In 2016 she put her name on the label of her own wines for the first time, and what a debut vintage it is, judging by Erika Obermeyer Flabbergast Cinsault 2016 Stellenbosch. Those who taste and write for Platter’s South African Wine Guide clearly agree, awarding her the Newcomer Winery of the Year in the 2019 edition.

This relative recency and the limited production explains why her wines are not yet distributed in the US but I hope this will soon change. See below for availability elsewhere (not all stockists are shown in the Wine-Searcher results).

I once wrote in a tasting note on another South African wine, ‘expensive for South Africa’, and have regretted it ever since, not just when I was quite reasonably castigated for saying so.

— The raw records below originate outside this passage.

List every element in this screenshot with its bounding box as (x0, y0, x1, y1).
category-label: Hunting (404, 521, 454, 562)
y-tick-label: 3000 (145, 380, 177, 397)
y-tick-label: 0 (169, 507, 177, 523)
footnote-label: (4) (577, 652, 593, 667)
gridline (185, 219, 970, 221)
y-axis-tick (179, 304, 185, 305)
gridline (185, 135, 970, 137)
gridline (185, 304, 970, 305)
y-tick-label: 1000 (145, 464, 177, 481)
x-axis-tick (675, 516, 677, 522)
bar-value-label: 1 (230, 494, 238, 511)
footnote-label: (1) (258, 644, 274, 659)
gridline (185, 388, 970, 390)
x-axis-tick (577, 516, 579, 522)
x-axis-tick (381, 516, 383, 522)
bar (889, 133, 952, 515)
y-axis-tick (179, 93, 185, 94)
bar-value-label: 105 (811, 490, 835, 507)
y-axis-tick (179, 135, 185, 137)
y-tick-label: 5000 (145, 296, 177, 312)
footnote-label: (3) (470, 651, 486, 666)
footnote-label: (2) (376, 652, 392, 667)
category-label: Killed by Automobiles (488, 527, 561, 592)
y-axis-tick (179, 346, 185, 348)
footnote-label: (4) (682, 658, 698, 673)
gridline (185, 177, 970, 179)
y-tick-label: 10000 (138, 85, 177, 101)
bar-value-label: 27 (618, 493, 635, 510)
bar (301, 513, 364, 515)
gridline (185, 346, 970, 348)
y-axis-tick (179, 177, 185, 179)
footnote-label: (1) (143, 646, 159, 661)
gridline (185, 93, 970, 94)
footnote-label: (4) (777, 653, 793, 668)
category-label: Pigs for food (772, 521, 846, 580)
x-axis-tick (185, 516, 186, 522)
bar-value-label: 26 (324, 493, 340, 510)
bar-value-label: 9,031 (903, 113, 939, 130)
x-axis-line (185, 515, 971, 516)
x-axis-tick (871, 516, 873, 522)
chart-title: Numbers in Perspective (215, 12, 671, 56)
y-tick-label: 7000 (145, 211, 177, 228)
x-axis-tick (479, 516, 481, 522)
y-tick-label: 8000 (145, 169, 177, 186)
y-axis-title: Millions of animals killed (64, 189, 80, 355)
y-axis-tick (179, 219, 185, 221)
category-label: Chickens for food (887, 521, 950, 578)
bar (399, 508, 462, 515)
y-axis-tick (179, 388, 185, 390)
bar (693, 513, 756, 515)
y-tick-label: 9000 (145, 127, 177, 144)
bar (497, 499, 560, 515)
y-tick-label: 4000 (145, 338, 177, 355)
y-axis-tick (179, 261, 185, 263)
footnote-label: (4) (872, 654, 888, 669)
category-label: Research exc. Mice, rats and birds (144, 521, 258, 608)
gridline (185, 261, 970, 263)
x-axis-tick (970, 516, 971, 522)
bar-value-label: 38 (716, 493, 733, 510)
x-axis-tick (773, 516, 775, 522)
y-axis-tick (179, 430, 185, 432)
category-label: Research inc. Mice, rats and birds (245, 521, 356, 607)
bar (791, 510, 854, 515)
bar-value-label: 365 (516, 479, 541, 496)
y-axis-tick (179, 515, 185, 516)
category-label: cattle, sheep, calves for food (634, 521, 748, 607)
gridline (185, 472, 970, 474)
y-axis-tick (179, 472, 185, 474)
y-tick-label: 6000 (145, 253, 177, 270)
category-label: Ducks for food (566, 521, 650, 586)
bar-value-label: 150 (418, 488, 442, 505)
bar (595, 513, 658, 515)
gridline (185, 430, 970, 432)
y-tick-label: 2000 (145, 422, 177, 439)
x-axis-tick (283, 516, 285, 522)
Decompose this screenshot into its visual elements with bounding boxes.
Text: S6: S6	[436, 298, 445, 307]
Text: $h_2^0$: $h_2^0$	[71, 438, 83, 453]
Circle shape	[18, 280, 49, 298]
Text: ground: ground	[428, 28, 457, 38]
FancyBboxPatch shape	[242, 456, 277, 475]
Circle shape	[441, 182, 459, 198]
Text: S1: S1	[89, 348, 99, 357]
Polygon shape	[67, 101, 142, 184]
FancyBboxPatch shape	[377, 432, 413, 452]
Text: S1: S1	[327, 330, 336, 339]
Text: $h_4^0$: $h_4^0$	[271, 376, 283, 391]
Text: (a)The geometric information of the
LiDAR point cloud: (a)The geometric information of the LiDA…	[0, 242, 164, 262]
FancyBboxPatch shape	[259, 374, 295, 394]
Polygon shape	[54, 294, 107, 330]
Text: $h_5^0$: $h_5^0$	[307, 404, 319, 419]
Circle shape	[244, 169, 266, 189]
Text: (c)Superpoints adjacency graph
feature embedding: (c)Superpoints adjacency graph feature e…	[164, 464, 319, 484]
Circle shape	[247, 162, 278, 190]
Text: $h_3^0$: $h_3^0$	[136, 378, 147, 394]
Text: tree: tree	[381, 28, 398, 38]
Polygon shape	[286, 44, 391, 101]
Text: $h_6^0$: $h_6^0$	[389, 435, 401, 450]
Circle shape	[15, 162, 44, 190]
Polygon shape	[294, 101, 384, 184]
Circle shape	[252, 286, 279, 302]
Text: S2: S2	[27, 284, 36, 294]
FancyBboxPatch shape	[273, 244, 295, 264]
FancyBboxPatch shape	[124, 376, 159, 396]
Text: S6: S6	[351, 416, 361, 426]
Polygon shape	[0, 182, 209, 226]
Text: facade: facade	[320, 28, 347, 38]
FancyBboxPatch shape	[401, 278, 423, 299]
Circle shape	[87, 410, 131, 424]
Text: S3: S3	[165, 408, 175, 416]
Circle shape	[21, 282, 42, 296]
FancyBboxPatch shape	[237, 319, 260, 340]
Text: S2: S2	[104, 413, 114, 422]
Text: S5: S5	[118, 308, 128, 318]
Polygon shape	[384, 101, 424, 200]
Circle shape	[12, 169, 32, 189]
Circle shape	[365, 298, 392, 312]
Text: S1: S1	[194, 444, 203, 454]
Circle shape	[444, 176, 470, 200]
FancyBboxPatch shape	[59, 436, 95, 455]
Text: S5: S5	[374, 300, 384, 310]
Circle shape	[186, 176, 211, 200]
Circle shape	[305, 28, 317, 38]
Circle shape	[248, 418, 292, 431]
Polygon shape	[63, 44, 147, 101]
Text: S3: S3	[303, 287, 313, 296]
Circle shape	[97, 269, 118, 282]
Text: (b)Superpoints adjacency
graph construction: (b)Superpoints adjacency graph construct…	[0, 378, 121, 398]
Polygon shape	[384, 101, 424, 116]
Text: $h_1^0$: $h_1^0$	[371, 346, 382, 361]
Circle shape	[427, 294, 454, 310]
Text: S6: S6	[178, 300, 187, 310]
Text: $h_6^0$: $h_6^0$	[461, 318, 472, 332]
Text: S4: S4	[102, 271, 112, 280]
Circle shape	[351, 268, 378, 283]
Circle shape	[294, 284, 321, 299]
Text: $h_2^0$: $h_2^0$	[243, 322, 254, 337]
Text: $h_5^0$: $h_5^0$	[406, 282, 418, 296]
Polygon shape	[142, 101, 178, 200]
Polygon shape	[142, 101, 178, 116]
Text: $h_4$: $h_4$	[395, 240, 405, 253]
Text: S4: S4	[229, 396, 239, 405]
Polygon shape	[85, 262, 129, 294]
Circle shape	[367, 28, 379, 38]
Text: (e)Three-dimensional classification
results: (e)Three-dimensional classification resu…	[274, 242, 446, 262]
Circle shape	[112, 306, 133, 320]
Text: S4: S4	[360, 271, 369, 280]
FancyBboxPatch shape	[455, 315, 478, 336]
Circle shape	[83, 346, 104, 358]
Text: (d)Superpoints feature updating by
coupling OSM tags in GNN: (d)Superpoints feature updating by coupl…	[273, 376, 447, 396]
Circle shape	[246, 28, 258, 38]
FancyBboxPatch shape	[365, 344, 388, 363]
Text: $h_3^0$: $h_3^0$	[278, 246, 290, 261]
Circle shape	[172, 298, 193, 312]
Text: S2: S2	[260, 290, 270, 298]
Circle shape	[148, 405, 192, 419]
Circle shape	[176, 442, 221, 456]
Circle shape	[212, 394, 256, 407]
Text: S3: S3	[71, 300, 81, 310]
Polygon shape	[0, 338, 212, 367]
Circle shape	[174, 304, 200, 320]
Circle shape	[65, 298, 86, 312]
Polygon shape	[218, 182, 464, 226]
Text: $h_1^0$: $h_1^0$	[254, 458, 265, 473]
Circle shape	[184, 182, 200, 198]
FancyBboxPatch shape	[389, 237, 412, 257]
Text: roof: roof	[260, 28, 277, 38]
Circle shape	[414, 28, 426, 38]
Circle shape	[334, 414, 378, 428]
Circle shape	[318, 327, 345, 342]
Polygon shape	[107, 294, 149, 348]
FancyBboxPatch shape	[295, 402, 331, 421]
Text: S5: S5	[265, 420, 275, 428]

This glorious, fragrant, fresh Cinsault from non-irrigated 25-year-old bushvines on granitic soils in Firgrove, Stellenbosch, close to and cooled by the Atlantic (between Somerset West and Stellenbosch at the foot of the Helderberg Mountain), is great value if you think of value in terms of the relationship between quality and price. It has classic Cinsault aromas of red fruits – think sour cherry rather than strawberry – plus something akin to citrus and is utterly mouth-watering, especially when served lightly chilled. The discreet tannins, fresh acidity and vibrant fruit make it light enough to drink on its own but also to go with a wide range of flavours. 

Although 60% of the wine was aged in older 500-litre French oak barrels, they have not marked the flavour even if they have rounded the already fine tannins. For a variety that tends to make relatively light wines, Cinsault can age surprisingly well, and although I would probably choose to drink this now because of all the lovely fruit, there is no hurry and I reckon it will still be drinking well in five to seven years, if not longer. The alcohol is balanced at 13.5%.

When I asked Obermeyer (via email) how it felt to set up on her own, she replied: 'It has been the most courageous, exhilarating and humbling but certainly most rewarding thing I have ever done in my life', adding that 'Introducing a brand and wine without a history, an estate or heritage presents a unique challenge. It does however offer the opportunity to explore the wine’s soul, its magical origins and the philosophy that brings all the elements of great winemaking together.'

The name of this wine seems in keeping with someone who gives the impression of being whole-heartedly in love with wine and life. It was provoked, Obermeyer explained, by 'the astonishing versatility of this rewarding cultivar. Once the country’s most planted grape, this workhorse variety is experiencing a remarkable resurgence, providing a welcome counterpoint to wines of weight and power.' (And not just in South Africa: see this wine of the week from last July.)

For more background on Erika and the other wines in her range, see her website

In the UK, the Cinsault is available from new online South Africa specialist VinoSA, who are offering the Cinsault 2016 at a discounted price of £22 per bottle (plus delivery) until 28 June, after which it reverts to the full price of £25. (Disclosure: one of the partners in VinoSA is an old friend of mine; the other is Ben Prior, the talented chef/proprietor of Ben's Cornish Kitchen in Marazion, Cornwall, and long-time promoter of South African wines via his restaurant list.) 

It is also available in Austria (Cape Wine), in South Africa (from Obermeyer's own website and from Port2Port as well as in shops in Cape Town and Johannesburg), Denmark (Vinkunsten) and Germany (Cape Wine Best Wine). It's on its way to the Netherlands (Benier Global Wines).